The Lasting Impact of a Liberal Arts Engineering Education
When I look back at my own journey—from earning an ABET-accredited undergraduate degree at Johns Hopkins University, to completing MS and PhD programs at Carnegie Mellon University, to building curriculum at Wellesley College—I see how much I gained by combining rigorous technical training with a broader intellectual foundation. My engineering education was traditional, but I intentionally sought out courses in philosophy, religion, American literature, French, psychology, and art history, even studying abroad in France for a semester. That breadth wasn’t built into the curriculum—I chose to pursue it myself.
Through my engineering studies, I learned to approach problems like an engineer—systematically and creatively. I didn’t graduate knowing how to build websites or program in every emerging language. I saw my first webpage in graduate school, long before I taught HTML to my Wellesley students. But that didn’t matter. What I had gained was a way of thinking: the ability to break down problems, adapt to new tools, and learn continuously.
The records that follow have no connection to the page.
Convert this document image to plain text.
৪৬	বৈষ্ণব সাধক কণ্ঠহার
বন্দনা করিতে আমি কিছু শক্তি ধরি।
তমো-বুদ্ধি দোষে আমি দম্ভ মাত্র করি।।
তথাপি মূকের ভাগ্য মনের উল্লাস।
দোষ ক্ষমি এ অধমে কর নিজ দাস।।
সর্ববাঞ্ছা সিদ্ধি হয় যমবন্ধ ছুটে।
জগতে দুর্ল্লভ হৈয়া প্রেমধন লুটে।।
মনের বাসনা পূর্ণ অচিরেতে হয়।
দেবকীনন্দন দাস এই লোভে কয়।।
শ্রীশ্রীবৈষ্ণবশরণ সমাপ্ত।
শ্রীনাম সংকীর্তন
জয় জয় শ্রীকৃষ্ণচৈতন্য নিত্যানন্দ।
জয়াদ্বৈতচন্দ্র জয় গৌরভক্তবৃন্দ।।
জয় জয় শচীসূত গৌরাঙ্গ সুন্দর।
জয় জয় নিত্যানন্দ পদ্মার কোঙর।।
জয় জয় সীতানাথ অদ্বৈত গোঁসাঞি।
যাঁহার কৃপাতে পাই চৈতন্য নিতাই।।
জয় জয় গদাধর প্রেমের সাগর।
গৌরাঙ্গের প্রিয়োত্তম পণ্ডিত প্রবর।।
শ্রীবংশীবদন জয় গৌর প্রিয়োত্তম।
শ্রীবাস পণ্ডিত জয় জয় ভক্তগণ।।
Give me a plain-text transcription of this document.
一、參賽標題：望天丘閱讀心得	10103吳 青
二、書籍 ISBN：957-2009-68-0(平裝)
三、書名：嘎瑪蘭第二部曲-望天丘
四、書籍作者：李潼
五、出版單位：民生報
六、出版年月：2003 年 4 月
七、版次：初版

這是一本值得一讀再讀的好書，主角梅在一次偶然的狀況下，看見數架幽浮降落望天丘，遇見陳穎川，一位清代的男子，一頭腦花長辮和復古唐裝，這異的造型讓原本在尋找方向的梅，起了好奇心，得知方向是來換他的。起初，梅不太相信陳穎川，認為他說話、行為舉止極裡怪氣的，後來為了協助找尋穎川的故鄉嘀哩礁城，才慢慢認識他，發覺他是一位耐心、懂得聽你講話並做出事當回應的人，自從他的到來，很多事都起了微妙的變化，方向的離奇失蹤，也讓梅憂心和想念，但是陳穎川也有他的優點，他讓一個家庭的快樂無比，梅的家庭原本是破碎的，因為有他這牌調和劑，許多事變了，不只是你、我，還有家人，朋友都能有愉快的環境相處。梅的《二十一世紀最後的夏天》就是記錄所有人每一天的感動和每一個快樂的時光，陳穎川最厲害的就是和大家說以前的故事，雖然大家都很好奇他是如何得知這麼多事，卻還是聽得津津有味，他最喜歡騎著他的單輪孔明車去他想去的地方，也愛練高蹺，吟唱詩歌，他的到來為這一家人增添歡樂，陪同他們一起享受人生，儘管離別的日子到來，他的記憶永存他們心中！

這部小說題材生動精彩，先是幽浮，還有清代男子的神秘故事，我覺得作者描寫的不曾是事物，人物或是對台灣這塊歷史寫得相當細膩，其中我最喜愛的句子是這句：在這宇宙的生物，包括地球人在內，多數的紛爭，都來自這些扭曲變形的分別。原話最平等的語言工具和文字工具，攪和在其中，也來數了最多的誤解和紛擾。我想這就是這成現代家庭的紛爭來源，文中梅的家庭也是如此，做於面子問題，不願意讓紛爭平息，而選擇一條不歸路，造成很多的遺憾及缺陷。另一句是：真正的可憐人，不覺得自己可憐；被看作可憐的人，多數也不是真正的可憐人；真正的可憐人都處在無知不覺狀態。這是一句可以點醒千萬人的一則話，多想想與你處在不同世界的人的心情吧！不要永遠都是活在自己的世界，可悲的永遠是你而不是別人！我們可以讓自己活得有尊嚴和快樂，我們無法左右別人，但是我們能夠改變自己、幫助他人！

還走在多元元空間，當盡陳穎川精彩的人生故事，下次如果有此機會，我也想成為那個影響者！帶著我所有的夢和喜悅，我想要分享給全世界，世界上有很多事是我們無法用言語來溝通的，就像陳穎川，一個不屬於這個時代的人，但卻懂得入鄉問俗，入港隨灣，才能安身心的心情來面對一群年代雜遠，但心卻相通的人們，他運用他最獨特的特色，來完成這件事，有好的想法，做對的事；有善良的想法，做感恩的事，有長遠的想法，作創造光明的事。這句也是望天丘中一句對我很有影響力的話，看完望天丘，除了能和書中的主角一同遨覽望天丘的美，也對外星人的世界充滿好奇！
In both engineering and the humanities, it was the habits of mind—not the content—that stayed with me.
Faculty across disciplines echo this truth. As one biologist shared in a Chronicle of Higher Education essay by James M. Lang (June 2025), “Everything I learned as an undergraduate, 25 years ago, is out of date. The same will be true for my students in 25 years.” What matters most is helping students develop the thinking and values that will guide them far beyond college.
Today’s students benefit from liberal arts engineering programs that intentionally combine technical depth with humanistic breadth. These programs help students connect what they know to why it matters—preparing them to design not just efficient solutions, but ones that serve people and communities with purpose.
As families consider the future of education in an AI-driven world, I urge them to look beyond prestige and specialization. Instead, ask: Where will your student gain the mindset to thrive in an AI-shaped world—thinking deeply, acting ethically, and building wisely? It’s not just about technical preparation. It’s about preparing students to live thoughtful, ethical, and meaningful lives—a goal at the heart of both liberal arts and engineering education.
This article reflects a wide-ranging conversation with Professor Jonathan Krones of Brandeis University. In addition to discussing Brandeis’s general engineering program and offering insights on Boston College’s developed program, we exchanged ideas about the larger aims of engineering education and the values that shape it.